Our first step was to clean the data set. We did this using the Python library Pandas. Approximately 140,000 samples from the dataset include the asteroids’ diameters, while the remaining samples do not have a known diameter. We removed all data samples that had no diameter so we could use the remaining data to conduct supervised learning. To further clean the data, we removed any samples which had missing data for any of the features. As the relative proportion of missing data was low, we were not concerned with removing all samples that contained missing data. Next, we converted non-numerical features, such as text-based categorical features, like whether or not an asteroid is potentially hazardous, into numerical values. For columns containing binary classifications, we substituted in 0/1. Finally, we removed features that were not relevant to the prediction task, including metadata regarding the asteroid and the observations taken of the asteroid (features removed: _name, class, G, extent, rot_per, GM, BV, UB, IR, spec_B, and spec_T_). After cleaning the data, approximately 136,000 data samples, each with 19 features remained.

We conducted experiments with the XGBoost, ridge, lasso, and random forest regressors with the following data configurations:

1. Without dimensionality reduction or data standardization, all 19 features are utilized.
2. Utilize dimensionality reduction (PCA) with standardization, converting the original 19 features into three features.
3. Utilizing domain expertise, running experiments on only luminosity and albedo, the two measures that are known to provide a good estimate for asteroid diameter.

For the sake of brevity, we will only discuss a subset of these experiments at length in the Results section.

In the classification experiments, we utilized two data configurations:

1. Utilizing all 19 features (no dimensionality reduction).
2. Utilize dimensionality reduction (PCA) without standardization (three features).

Finally, in experiments conducted with neural networks, we utilized two data configurations:

1. Only utilize albedo and H (luminosity).
2. Utilize albedo, H, and per_y.

We chose these columns for experimentation as they followed from domain expertise, as elaborated in .

### Covariance Matrix

From our first set of features, we generated a covariance matrix which can be accessed through the following link: Covariance Matrix
We noticed that the feature that had the greatest covariance with diameter was data_arc. Recall that data_arc represents the number of days that data was collected over for a certain asteroid. We can deduce that this is the result of larger asteroids being easier to study or more important to researchers. However, this feature is not an intrinsic property of the asteroid. For this reason, we knew that it would not necessarily be a useful feature to predict the diameters of new asteroids. We know from  that albedo and H should be better at predicting diameters so we ran RandomForest on combinations of the two and here were the resulting r^2 scores. Figure 1: r^2 scores of runnning RandomForest with H and albedo.

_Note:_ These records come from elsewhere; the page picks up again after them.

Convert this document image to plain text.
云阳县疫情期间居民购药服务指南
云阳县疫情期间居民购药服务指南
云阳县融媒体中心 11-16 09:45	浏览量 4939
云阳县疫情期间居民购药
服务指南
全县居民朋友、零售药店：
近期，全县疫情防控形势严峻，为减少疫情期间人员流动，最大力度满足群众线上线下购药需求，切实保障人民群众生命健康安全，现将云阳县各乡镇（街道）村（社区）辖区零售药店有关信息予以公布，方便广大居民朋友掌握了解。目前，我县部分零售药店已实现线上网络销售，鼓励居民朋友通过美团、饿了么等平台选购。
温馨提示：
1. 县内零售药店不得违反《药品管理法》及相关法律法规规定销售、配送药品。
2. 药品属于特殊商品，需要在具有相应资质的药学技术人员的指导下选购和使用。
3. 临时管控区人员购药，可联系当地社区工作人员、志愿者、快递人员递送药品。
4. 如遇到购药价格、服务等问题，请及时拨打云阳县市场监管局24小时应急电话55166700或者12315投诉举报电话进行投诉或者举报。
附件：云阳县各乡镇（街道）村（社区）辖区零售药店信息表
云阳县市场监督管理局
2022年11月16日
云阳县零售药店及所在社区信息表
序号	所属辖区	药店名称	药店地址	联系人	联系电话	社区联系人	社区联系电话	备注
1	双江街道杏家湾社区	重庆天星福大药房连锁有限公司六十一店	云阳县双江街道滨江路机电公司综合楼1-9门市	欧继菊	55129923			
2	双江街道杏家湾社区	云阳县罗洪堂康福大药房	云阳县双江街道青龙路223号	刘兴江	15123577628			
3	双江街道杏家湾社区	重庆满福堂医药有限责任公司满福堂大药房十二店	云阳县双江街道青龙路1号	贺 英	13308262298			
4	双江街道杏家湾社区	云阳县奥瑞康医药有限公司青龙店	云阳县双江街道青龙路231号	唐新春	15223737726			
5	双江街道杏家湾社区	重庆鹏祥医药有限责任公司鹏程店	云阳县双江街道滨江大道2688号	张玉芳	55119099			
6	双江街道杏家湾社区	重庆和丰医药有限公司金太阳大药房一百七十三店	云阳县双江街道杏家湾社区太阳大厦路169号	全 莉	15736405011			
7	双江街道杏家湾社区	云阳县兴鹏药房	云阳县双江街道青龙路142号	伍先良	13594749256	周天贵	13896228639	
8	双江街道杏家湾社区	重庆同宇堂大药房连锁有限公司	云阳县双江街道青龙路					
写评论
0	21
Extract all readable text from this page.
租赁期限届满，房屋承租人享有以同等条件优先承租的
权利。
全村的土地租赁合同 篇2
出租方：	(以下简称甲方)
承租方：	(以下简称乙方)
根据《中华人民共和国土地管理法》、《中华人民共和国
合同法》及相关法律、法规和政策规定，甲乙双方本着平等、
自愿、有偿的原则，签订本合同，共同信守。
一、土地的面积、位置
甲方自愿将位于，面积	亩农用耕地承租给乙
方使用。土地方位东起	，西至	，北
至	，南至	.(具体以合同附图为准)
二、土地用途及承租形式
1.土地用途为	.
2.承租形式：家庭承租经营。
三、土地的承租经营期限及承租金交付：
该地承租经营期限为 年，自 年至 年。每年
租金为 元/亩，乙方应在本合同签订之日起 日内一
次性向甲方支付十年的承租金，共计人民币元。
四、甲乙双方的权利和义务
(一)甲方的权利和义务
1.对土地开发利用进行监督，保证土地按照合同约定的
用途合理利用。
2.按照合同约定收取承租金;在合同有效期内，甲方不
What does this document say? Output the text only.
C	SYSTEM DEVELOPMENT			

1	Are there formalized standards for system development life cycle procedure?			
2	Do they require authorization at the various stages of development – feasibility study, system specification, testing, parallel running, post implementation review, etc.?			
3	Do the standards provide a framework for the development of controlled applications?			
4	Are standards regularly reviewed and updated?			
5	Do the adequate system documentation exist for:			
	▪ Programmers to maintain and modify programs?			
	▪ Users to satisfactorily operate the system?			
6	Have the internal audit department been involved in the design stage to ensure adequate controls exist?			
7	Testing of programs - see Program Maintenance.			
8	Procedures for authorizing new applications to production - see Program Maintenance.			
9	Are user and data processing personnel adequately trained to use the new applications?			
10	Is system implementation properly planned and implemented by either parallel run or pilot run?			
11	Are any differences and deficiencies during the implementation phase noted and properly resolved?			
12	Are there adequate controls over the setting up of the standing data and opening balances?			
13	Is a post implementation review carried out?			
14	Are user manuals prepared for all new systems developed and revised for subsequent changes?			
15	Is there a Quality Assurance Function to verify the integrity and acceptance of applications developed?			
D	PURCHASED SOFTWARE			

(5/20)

After doing research on all of our features, we found that H and albedo should have a direct relationship with diameter. We recalculated our covariance matrix, with only three features: diameter, H, and albedo. We found H had a high negative covariance with the diameter -7.516429, motivating us to work further with that feature. Figure 2: Scatterplot of H vs. diameter. Figure 3: Scatterplot of Albedo vs. diameter.

Note: For these graphs, we only include asteroids with diameters <= 30 since the diameter increases at a much faster magnitude than either H or albedo decreases. For reference, the largest diameter an asteroid in our data has is 939.4 kilometers.

From the graphs, we can see that H and diameter have a strong negative relationship. In contrast, we can see the relationship between diameter and albedo is not as strong.

### Feature Reduction

Using sklearn, we performed principal component analysis (PCA). We reduced our dataset from 19 features to three features with a retained variance of over 99% . The results of PCA are shown in the below figures. The different colors of the points on the graph represent the target where black represents training data, yellow represents testing data, and red represents predicted values. As is clearly visible, it is hard to distinguish between data of different colors. We note that this indicates that the dimensionality-reduced data does not display a clear trend. Figure 4: Result of performing PCA to reduce the dataset to 3 features.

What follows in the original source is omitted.